I am trying to understand how to combine the concepts of Poisson process and the birth and death process.

I have a Poisson process where people arrive with rate $\lambda$ — so when an event occurs, a new person arrives. Suppose the lifetime of each person is independent Exponential $($$\mu$$)$.

Further, let $M$$($$t$$)$ be the number of people at time $t$. I take that $M(t)$ $=$ $10$. So, at time $t$, there are $10$ people.

Now, I would like to calculate $Var[$$M$$(t + s)$ $|$ $M(t)$ $=$ $10$$]$, where $0$ $<$ $t$ $<$ $s$.

I have this question because I have been studying about independent increments in Poisson processes. Here, we have $2$ disjoint intervals: $[$$0$, $t$$)$ and $[$$t$, $s$$)$. If this was just a standard Poisson process, we can say that the number of events until time $t$ is independent of the number of events in the interval $[$$t$, $t+s$$)$.

But the case at hand is a bit different, because the lifetimes of the events/people are $iid$, and distributed as $L$ ~ Exponential $($$\mu$$)$. This means each event/person lives for an exponential $($$\mu$$)$ amount of time.
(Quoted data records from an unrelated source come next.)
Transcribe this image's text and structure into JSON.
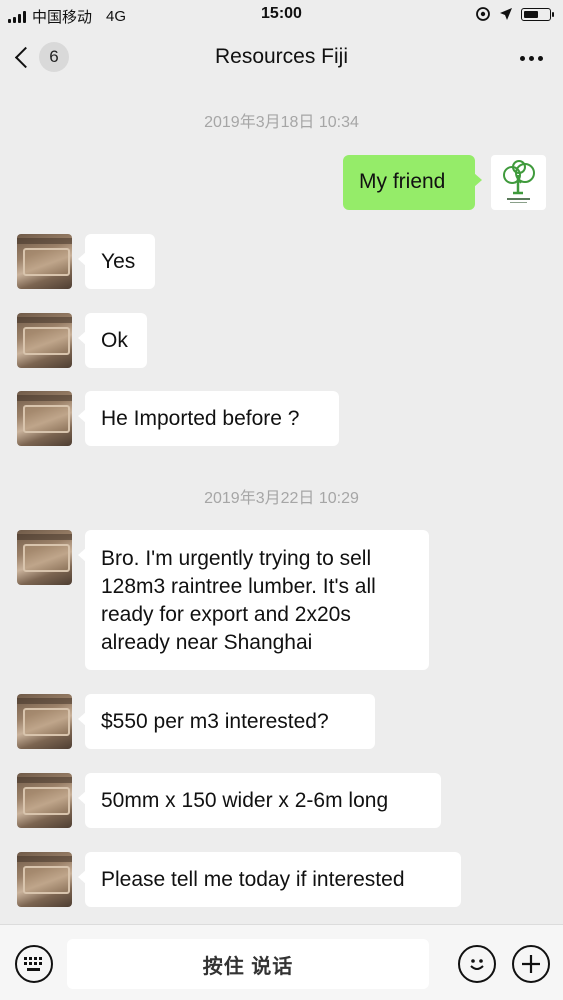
{
  "status_bar": {
    "carrier": "中国移动",
    "network": "4G",
    "time": "15:00"
  },
  "nav": {
    "unread_count": "6",
    "title": "Resources Fiji"
  },
  "messages": [
    {
      "kind": "timestamp",
      "text": "2019年3月18日 10:34"
    },
    {
      "kind": "out",
      "text": "My friend"
    },
    {
      "kind": "in",
      "text": "Yes"
    },
    {
      "kind": "in",
      "text": "Ok"
    },
    {
      "kind": "in",
      "text": "He Imported before ?"
    },
    {
      "kind": "timestamp",
      "text": "2019年3月22日 10:29"
    },
    {
      "kind": "in",
      "lines": [
        "Bro. I'm urgently trying to sell",
        "128m3 raintree lumber. It's all",
        "ready for export and 2x20s",
        "already near Shanghai"
      ]
    },
    {
      "kind": "in",
      "text": "$550 per m3 interested?"
    },
    {
      "kind": "in",
      "text": "50mm x 150 wider x 2-6m long"
    },
    {
      "kind": "in",
      "text": "Please tell me today if interested"
    }
  ],
  "input_bar": {
    "hold_to_talk_label": "按住 说话"
  },
  "colors": {
    "background": "#ededed",
    "outgoing_bubble": "#95ec69",
    "incoming_bubble": "#ffffff",
    "timestamp_text": "#a6a6a6",
    "logo_green": "#3f9a3c"
  },
  "icons": [
    "signal-icon",
    "location-lock-icon",
    "location-arrow-icon",
    "battery-icon",
    "back-chevron-icon",
    "more-dots-icon",
    "keyboard-icon",
    "emoji-icon",
    "plus-icon"
  ]
}
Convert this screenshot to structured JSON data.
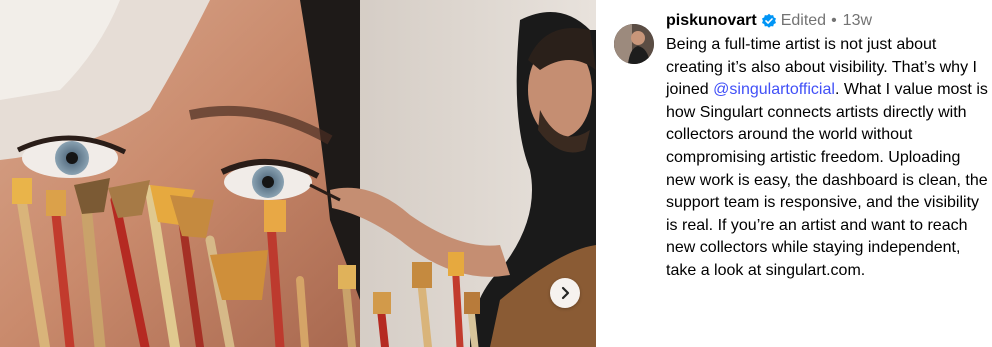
{
  "post": {
    "username": "piskunovart",
    "edited_label": "Edited",
    "separator": "•",
    "timestamp": "13w",
    "caption_part1": "Being a full-time artist is not just about creating it’s also about visibility. That’s why I joined ",
    "mention": "@singulartofficial",
    "caption_part2": ". What I value most is how Singulart connects artists directly with collectors around the world without compromising artistic freedom. Uploading new work is easy, the dashboard is clean, the support team is responsive, and the visibility is real. If you’re an artist and want to reach new collectors while staying independent, take a look at singulart.com."
  },
  "media": {
    "next_icon": "chevron-right-icon"
  },
  "colors": {
    "mention": "#4150f7",
    "muted": "#737373",
    "verified": "#0095f6"
  }
}
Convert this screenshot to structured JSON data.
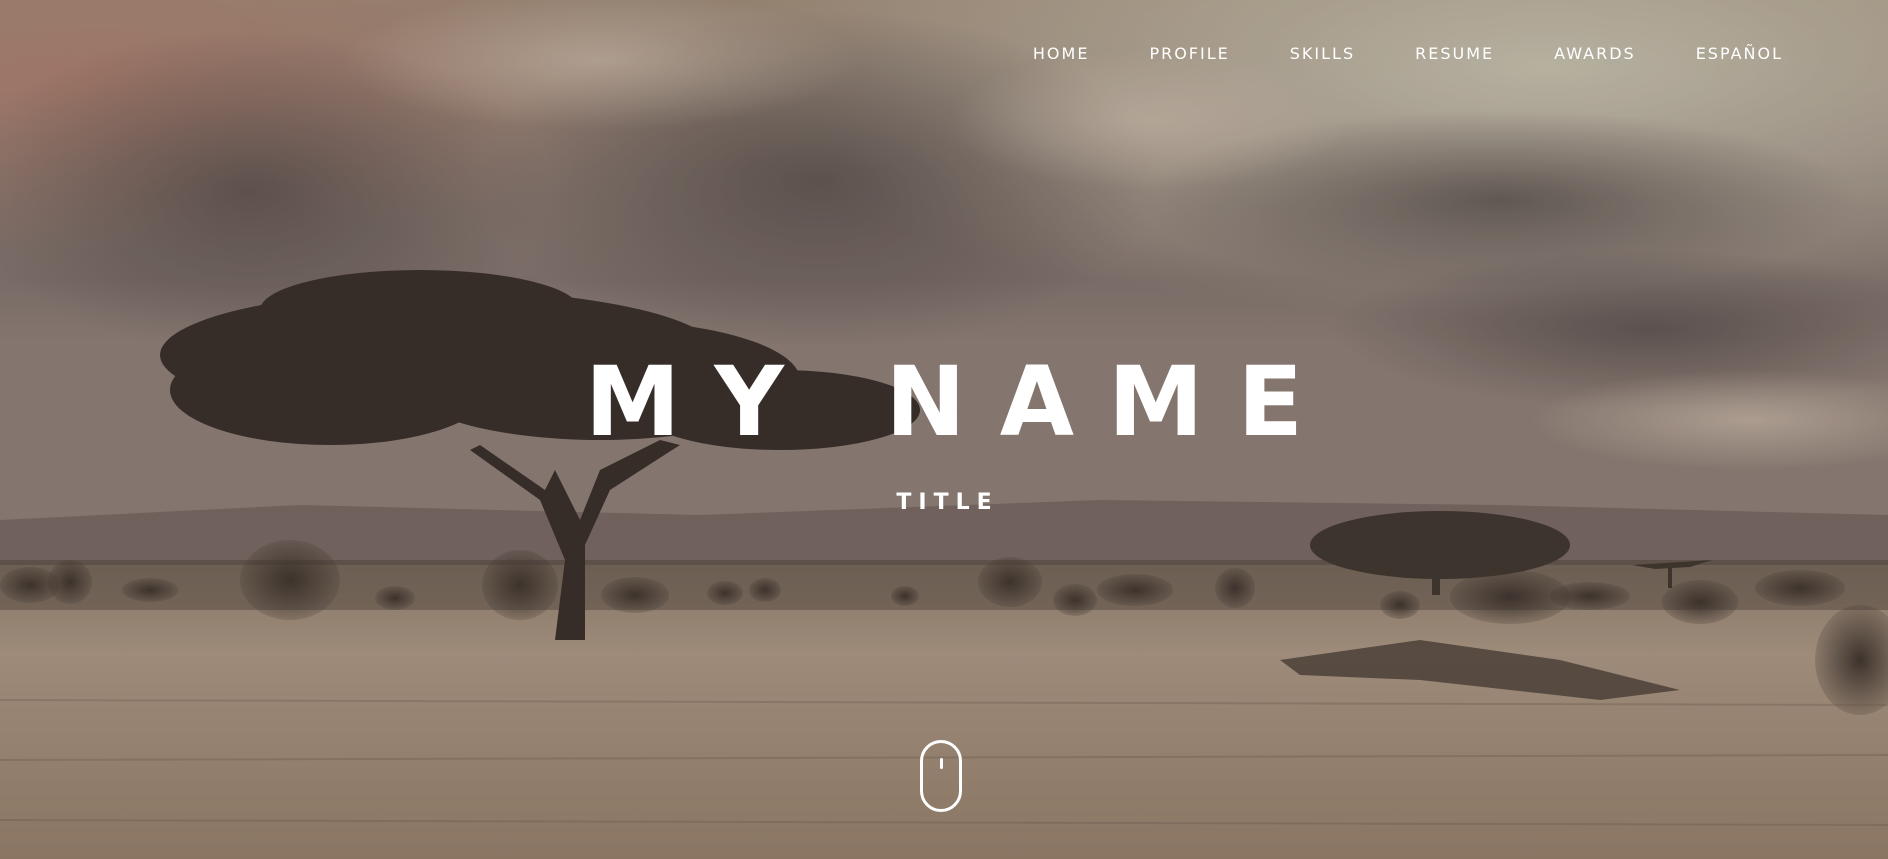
{
  "nav": {
    "items": [
      {
        "label": "HOME"
      },
      {
        "label": "PROFILE"
      },
      {
        "label": "SKILLS"
      },
      {
        "label": "RESUME"
      },
      {
        "label": "AWARDS"
      },
      {
        "label": "ESPAÑOL"
      }
    ]
  },
  "hero": {
    "name": "MY NAME",
    "title": "TITLE",
    "scroll_icon": "mouse-scroll-icon"
  },
  "colors": {
    "text": "#ffffff",
    "sky": "#8a7a70",
    "grass": "#a38f78"
  }
}
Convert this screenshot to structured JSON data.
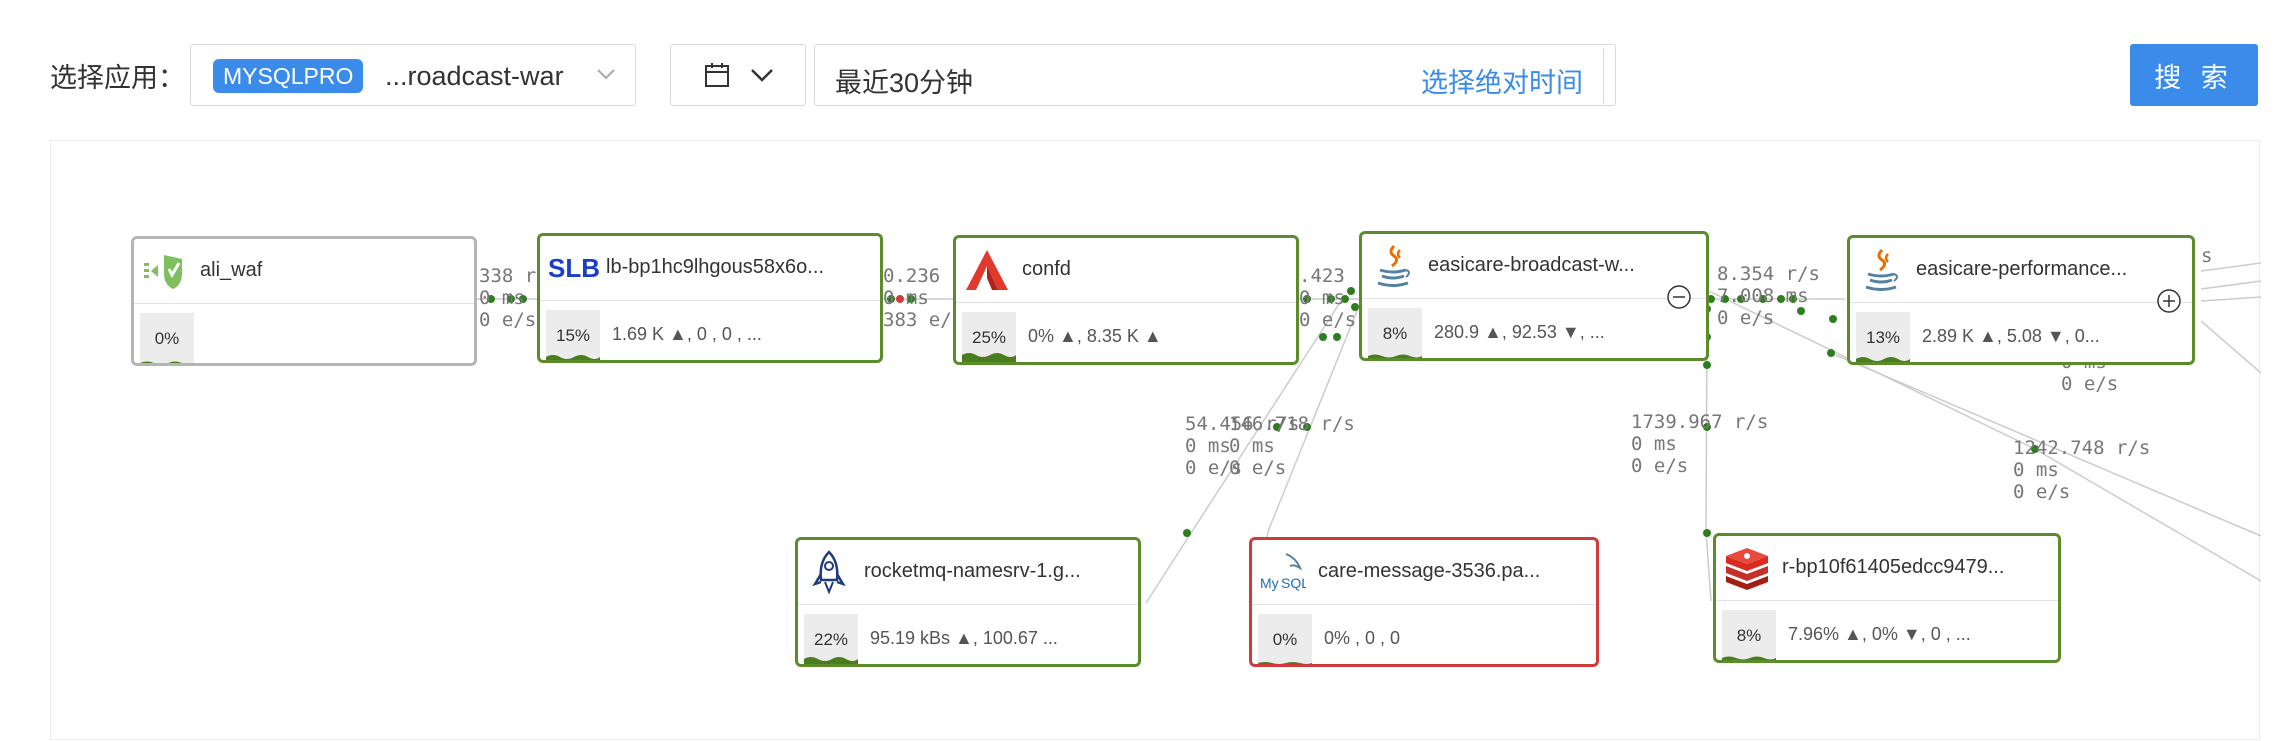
{
  "toolbar": {
    "app_label": "选择应用：",
    "app_tag": "MYSQLPRO",
    "app_value": "...roadcast-war",
    "time_range": "最近30分钟",
    "absolute_time_link": "选择绝对时间",
    "search_label": "搜 索"
  },
  "colors": {
    "accent": "#3b8beb",
    "node_ok": "#5b8c2a",
    "node_error": "#d03a3a",
    "node_inactive": "#b5b5b5",
    "edge": "#cccccc",
    "dot": "#2e7d1f"
  },
  "nodes": [
    {
      "id": "ali_waf",
      "name": "ali_waf",
      "percent": "0%",
      "metrics": "",
      "icon": "waf-icon",
      "status": "inactive"
    },
    {
      "id": "slb",
      "name": "lb-bp1hc9lhgous58x6o...",
      "percent": "15%",
      "metrics": "1.69 K ▲, 0 , 0 , ...",
      "icon": "slb-icon",
      "icon_text": "SLB",
      "status": "ok"
    },
    {
      "id": "confd",
      "name": "confd",
      "percent": "25%",
      "metrics": "0% ▲, 8.35 K ▲",
      "icon": "confd-icon",
      "status": "ok"
    },
    {
      "id": "broadcast",
      "name": "easicare-broadcast-w...",
      "percent": "8%",
      "metrics": "280.9 ▲, 92.53 ▼, ...",
      "icon": "java-icon",
      "status": "ok",
      "control": "collapse"
    },
    {
      "id": "performance",
      "name": "easicare-performance...",
      "percent": "13%",
      "metrics": "2.89 K ▲, 5.08 ▼, 0...",
      "icon": "java-icon",
      "status": "ok",
      "control": "expand"
    },
    {
      "id": "rocketmq",
      "name": "rocketmq-namesrv-1.g...",
      "percent": "22%",
      "metrics": "95.19 kBs ▲, 100.67 ...",
      "icon": "rocketmq-icon",
      "status": "ok"
    },
    {
      "id": "care_message",
      "name": "care-message-3536.pa...",
      "percent": "0%",
      "metrics": "0% , 0 , 0",
      "icon": "mysql-icon",
      "status": "error"
    },
    {
      "id": "redis",
      "name": "r-bp10f61405edcc9479...",
      "percent": "8%",
      "metrics": "7.96% ▲, 0% ▼, 0 , ...",
      "icon": "redis-icon",
      "status": "ok"
    }
  ],
  "edge_labels": [
    {
      "id": "waf-slb",
      "text": "338 r\n0 ms\n0 e/s"
    },
    {
      "id": "slb-confd",
      "text": "0.236 r\n0 ms\n383 e/"
    },
    {
      "id": "confd-broadcast",
      "text": ".423 r\n0 ms\n0 e/s"
    },
    {
      "id": "broadcast-performance",
      "text": "8.354 r/s\n7.008 ms\n0 e/s"
    },
    {
      "id": "confd-rocketmq",
      "text": "54.456 r/s\n0 ms\n0 e/s"
    },
    {
      "id": "confd-caremessage",
      "text": "146.718 r/s\n0 ms\n0 e/s"
    },
    {
      "id": "broadcast-redis",
      "text": "1739.967 r/s\n0 ms\n0 e/s"
    },
    {
      "id": "performance-right",
      "text": "1242.748 r/s\n0 ms\n0 e/s"
    },
    {
      "id": "performance-down",
      "text": "0 ms\n0 e/s"
    },
    {
      "id": "right-edge",
      "text": "s"
    }
  ]
}
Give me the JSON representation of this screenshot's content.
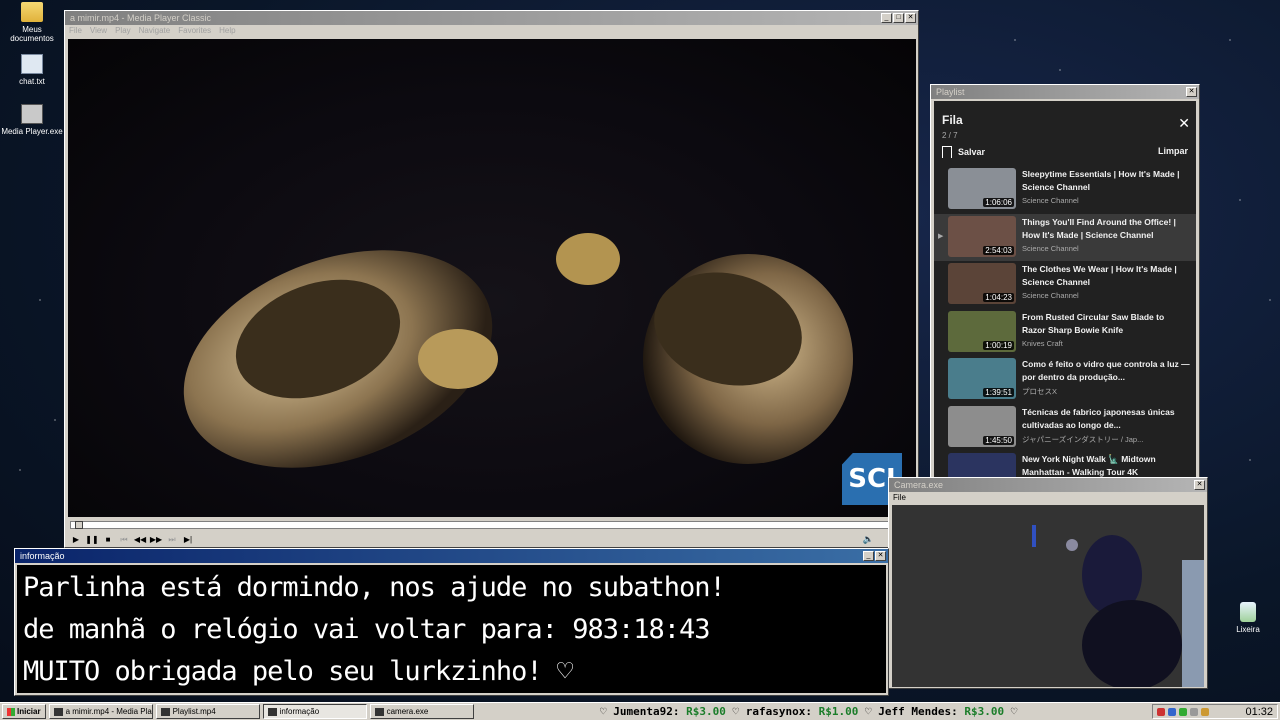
{
  "desktop": {
    "icons": [
      {
        "label": "Meus documentos",
        "icon": "folder-icon"
      },
      {
        "label": "chat.txt",
        "icon": "text-file-icon"
      },
      {
        "label": "Media Player.exe",
        "icon": "exe-icon"
      },
      {
        "label": "Lixeira",
        "icon": "recycle-bin-icon"
      }
    ]
  },
  "player": {
    "title": "a mimir.mp4 - Media Player Classic",
    "menu": [
      "File",
      "View",
      "Play",
      "Navigate",
      "Favorites",
      "Help"
    ],
    "watermark": "SCI",
    "progress": 0.005
  },
  "playlist": {
    "window_title": "Playlist",
    "heading": "Fila",
    "count": "2 / 7",
    "save_label": "Salvar",
    "clear_label": "Limpar",
    "items": [
      {
        "title": "Sleepytime Essentials | How It's Made | Science Channel",
        "channel": "Science Channel",
        "duration": "1:06:06",
        "active": false,
        "thumb_color": "#8a8f96"
      },
      {
        "title": "Things You'll Find Around the Office! | How It's Made | Science Channel",
        "channel": "Science Channel",
        "duration": "2:54:03",
        "active": true,
        "thumb_color": "#6c5046"
      },
      {
        "title": "The Clothes We Wear | How It's Made | Science Channel",
        "channel": "Science Channel",
        "duration": "1:04:23",
        "active": false,
        "thumb_color": "#5b4438"
      },
      {
        "title": "From Rusted Circular Saw Blade to Razor Sharp Bowie Knife",
        "channel": "Knives Craft",
        "duration": "1:00:19",
        "active": false,
        "thumb_color": "#5d6a3c"
      },
      {
        "title": "Como é feito o vidro que controla a luz — por dentro da produção...",
        "channel": "プロセスX",
        "duration": "1:39:51",
        "active": false,
        "thumb_color": "#4a7d8c"
      },
      {
        "title": "Técnicas de fabrico japonesas únicas cultivadas ao longo de...",
        "channel": "ジャパニーズインダストリー / Jap...",
        "duration": "1:45:50",
        "active": false,
        "thumb_color": "#8d8d8d"
      },
      {
        "title": "New York Night Walk 🗽 Midtown Manhattan - Walking Tour 4K",
        "channel": "",
        "duration": "",
        "active": false,
        "thumb_color": "#2b3460"
      }
    ]
  },
  "camera": {
    "title": "Camera.exe",
    "menu": "File"
  },
  "info": {
    "title": "informação",
    "lines": [
      "Parlinha está dormindo, nos ajude no subathon!",
      "de manhã o relógio vai voltar para:  983:18:43",
      "MUITO obrigada pelo seu lurkzinho! ♡"
    ]
  },
  "taskbar": {
    "start_label": "Iniciar",
    "tasks": [
      {
        "label": "a mimir.mp4 - Media Playe...",
        "active": false
      },
      {
        "label": "Playlist.mp4",
        "active": false
      },
      {
        "label": "informação",
        "active": true
      },
      {
        "label": "camera.exe",
        "active": false
      }
    ],
    "ticker": [
      {
        "name": "Jumenta92:",
        "amount": "R$3.00"
      },
      {
        "name": "rafasynox:",
        "amount": "R$1.00"
      },
      {
        "name": "Jeff Mendes:",
        "amount": "R$3.00"
      }
    ],
    "clock": "01:32"
  }
}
Given this, how can I proceed here? I tried working out a few things but I am stuck while trying to calculate conditional variance, and any advice on the direction to follow would be very helpful. Thank you so much.

Answer 1

There are two parts to the calculation:

• The ten alive at time $t$: each has an independent probability of being alive at time $t+s$ of $e^{-\mu s}$ and so their binomial contribution to the expectation is $10 e^{-\mu s}$ and to the variance is $10 e^{-\mu s}(1-e^{-\mu s})$
• Any individuals who might arrive at time $a$ with $t < a \le t+s$ (at a rate $\lambda$) and still be alive at time $t+s$ with probability $e^{-\mu(t+s-a)}$. In effect we have a non-homogeneous Poisson process with parameter varying over time $\lambda e^{-\mu(t+s-a)}$ amounting to a combined Poisson distribution with parameter $\int_t^{t+s} \lambda e^{-\mu(t+s-a)}\, da = \frac{\lambda}{\mu}\left(1-e^{-\mu s}\right)$ and this is their contribution to both the mean and the variance.

Putting these together:

• $\mathbb E[T(t+s) \mid T(t)=10] = 10 e^{-\mu s} + \frac{\lambda}{\mu}\left(1-e^{-\mu s}\right)$
• $\mathrm{Var}(T(t+s) \mid T(t)=10) = 10 e^{-\mu s}\left(1-e^{-\mu s}\right) + \frac{\lambda}{\mu}\left(1-e^{-\mu s}\right) = \left(10 e^{-\mu s}+\frac{\lambda}{\mu} \right) \left(1-e^{-\mu s}\right)$